The world’s premier conference on the rare muscle disease sets attendance records as it convenes for the first time in Europe
The FSH Society announced the opening today of its 26th annual International Research Congress (IRC) in Marseille, France. The conference is widely seen as the premier global platform for the discussion and dissemination of state-of-the-art research on facioscapulohumeral muscular dystrophy (FSHD). Nearly 200 researchers, clinicians, industry representatives and patient advocates are attending.
Researchers who have networked at this yearly gathering since 1994 have helped to drive fundamental discoveries, with a broad consensus on a “central hypothesis” of the genetic basis of FSHD, development of cellular and animal models, identification of therapeutic targets, and a flowering of ideas for treating FSHD. The field is nearing the completion of a Phase 2 clinical trial of a myostatin inhibitor, and the first disease-modifying therapy for FSHD is expected to go into a Phase 2 trial later this year.
Many aspects of this year’s conference signal the rapid maturation of the field. The Congress is being held for the first time in Europe, to reflect the major contributions of European centers of excellence in FSHD. To keep pace with the expansion of FSHD research, this meeting has been extended from one day to two full days.
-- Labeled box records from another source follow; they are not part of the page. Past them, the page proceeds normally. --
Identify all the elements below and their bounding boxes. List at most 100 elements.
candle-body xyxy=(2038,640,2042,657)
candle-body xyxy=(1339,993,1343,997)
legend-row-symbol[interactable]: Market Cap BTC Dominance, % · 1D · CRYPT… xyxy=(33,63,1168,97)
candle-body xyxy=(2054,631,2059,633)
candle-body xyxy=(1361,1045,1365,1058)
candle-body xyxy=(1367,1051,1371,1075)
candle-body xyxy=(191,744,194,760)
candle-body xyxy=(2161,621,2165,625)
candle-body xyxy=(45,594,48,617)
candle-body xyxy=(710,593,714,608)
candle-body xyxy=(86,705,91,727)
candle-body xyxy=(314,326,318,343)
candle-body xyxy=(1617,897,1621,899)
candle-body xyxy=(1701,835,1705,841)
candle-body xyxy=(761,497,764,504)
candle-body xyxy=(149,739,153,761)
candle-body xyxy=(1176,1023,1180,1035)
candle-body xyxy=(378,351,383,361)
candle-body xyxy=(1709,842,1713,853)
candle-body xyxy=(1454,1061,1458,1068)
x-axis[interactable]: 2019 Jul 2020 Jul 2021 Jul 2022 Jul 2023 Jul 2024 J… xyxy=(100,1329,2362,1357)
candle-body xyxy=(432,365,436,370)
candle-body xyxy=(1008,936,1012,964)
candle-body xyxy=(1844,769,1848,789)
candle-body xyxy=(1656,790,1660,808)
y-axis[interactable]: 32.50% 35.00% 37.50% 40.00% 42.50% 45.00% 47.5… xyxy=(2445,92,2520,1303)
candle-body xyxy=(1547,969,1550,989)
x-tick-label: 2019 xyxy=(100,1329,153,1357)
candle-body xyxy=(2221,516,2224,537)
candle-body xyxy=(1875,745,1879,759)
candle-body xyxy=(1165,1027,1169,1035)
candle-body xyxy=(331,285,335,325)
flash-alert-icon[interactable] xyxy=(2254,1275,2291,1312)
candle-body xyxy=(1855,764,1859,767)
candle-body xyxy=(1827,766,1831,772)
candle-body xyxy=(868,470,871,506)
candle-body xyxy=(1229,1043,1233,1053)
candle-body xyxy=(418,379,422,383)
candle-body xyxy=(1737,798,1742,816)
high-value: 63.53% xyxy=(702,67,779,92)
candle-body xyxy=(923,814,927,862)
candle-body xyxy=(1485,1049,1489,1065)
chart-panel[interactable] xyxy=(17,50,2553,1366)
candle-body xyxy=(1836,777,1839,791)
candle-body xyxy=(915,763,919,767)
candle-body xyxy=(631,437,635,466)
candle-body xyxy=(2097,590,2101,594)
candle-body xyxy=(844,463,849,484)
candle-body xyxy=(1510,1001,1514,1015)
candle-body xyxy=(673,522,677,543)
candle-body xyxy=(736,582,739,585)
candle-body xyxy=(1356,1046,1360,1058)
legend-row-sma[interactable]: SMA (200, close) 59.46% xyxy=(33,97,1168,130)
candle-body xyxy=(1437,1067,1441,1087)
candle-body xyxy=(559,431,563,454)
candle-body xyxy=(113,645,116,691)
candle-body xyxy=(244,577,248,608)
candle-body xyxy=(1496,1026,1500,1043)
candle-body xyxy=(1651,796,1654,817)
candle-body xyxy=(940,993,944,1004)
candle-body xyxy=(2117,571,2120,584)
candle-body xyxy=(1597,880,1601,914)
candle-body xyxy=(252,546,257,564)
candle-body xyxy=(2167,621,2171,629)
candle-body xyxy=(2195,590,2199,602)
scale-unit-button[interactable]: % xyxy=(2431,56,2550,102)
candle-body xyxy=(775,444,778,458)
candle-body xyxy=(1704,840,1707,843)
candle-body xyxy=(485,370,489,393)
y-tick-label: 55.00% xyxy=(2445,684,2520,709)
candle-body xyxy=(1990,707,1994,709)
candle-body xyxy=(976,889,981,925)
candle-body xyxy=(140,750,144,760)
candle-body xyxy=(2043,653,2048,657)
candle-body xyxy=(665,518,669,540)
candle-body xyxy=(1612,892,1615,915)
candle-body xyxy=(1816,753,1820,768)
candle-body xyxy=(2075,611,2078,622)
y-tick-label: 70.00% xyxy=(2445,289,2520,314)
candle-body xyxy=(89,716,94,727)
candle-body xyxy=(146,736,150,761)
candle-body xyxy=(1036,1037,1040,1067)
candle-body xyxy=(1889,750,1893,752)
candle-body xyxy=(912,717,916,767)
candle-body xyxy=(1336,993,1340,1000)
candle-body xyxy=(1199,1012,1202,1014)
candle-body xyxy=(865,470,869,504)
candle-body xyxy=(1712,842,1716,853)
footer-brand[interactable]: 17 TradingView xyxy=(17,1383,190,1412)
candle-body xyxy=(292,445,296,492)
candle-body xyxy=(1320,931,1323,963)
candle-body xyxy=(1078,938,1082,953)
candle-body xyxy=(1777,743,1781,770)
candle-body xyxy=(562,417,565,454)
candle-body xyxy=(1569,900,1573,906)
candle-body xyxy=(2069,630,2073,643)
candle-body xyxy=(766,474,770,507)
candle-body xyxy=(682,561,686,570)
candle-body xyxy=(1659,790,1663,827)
The program committee made special efforts to attract clinical researchers, as advancement of drug development brings greater urgency to improving the understanding of the clinical features of FSHD, genotype-phenotype correlations, natural history, and evaluation of disease progression. As a result, the number of attendees and scientific presentations has grown by 50 percent.
“With the recent advances in FSHD studies now including large sets of data, greater availability of biomaterials from multiple large research initiatives, and the rapid approach of more clinical trials,” the program committee stated, “the FSHD International Research Congress serves a more important role than ever: to ensure dissemination of the latest ideas and discussion of the field’s needs and priorities, combined with collaboration and coordination, to speed up progress toward delivering effective treatments to our patients and families.”